Pemda Konsel seingat saya datang belakangan dalam mengkonsepsi surga bumi ini sebagai kawasan wisata umum. Sebelumnya kelompok masyarakat pemerhati lingkungan membahu bersama Kepala Desa  serta masyarakat Namu menyelamatkan sisa potensi alam yang ada, hingga dapat terbentuk spot Namu seperti saat ini.  

Pemerintah sudah lebih peduli sekarang ketimbang awal awal perintisan. Kelompok Sadar Wisata (Pokdarwis) terbentuk. Kepala Desa aktif berpromosi dan Pemda mendorong infrastruktur sesuai kemampuan yang juga terbatas.

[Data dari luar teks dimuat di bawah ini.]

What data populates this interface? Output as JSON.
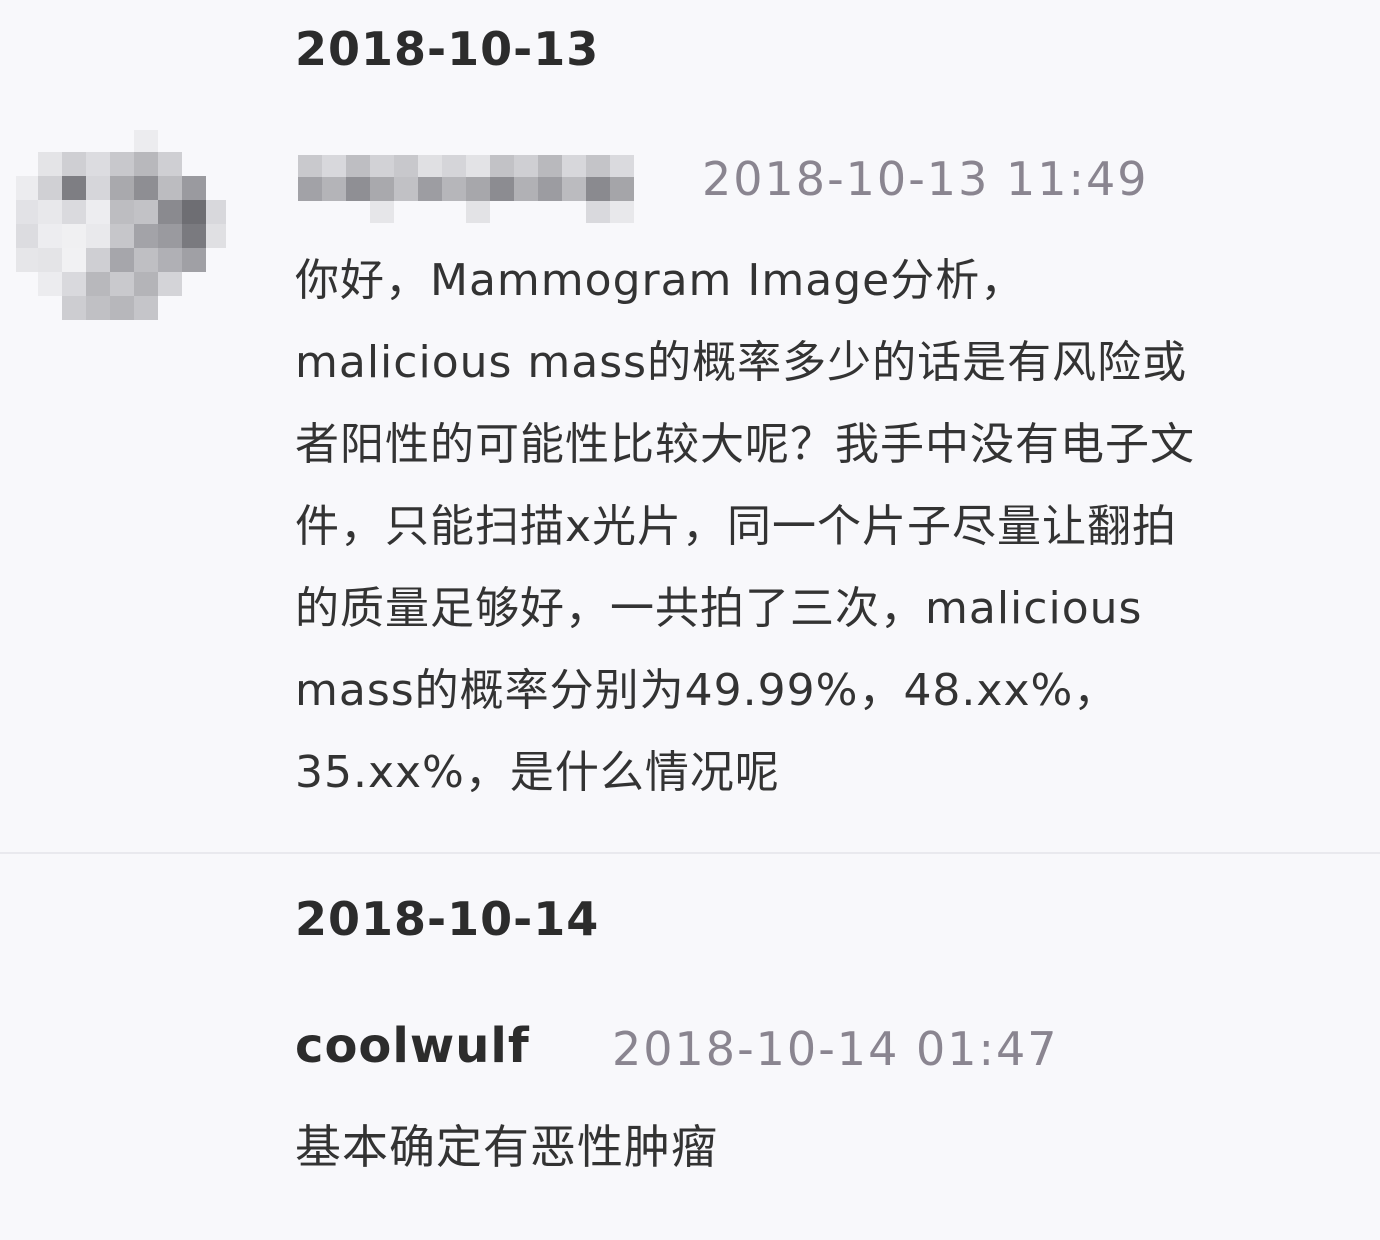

Dinas Pariwisata kabarnya juga peduli dengan memasukan Namu dalam kalender event-event strategis kepariwisataan. Turis lokal, mancanegara mulai datang mencicip kecantikan alam desa ini. Kampus terkemuka semisal UGM Jogjakarta, UHO dan UM Kendari juga menjadikannya sebagai daerah penelitian dan pengabdian.

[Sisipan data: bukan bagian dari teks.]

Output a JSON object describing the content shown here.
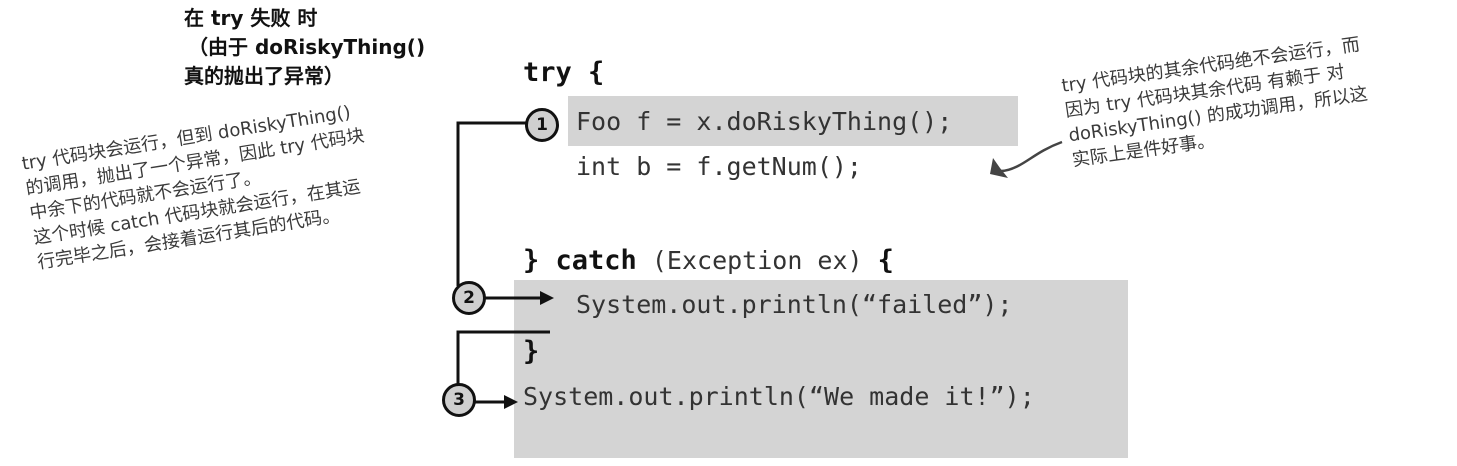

Sayangnya belum cukup. Potensi Namu belum sepenuhnya dikembangkan. Desa Namu masih menghadapi permasalahan, seperti kurangnya infrastruktur dasar wisata (jalan beraspal, listrik dan komunikasi), fasilitas wisata, promosi, dan sumber daya manusia yang terampil di bidang pariwisata. Hal ini menyebabkan Desa Namu belum dikenal luas oleh para wisatawan baik lokal terlebih lagi turis internasional.  

Pengembangan wisata bahari di Desa Namu adalah ikhtiar menuju poros maritim dunia yaitu meningkatkan kesejahteraan masyarakat pesisir melalui pengembangan ekonomi maritim, melestarikan sumber daya kelautan dan pesisir, serta memperkuat pertahanan dan keamanan maritim.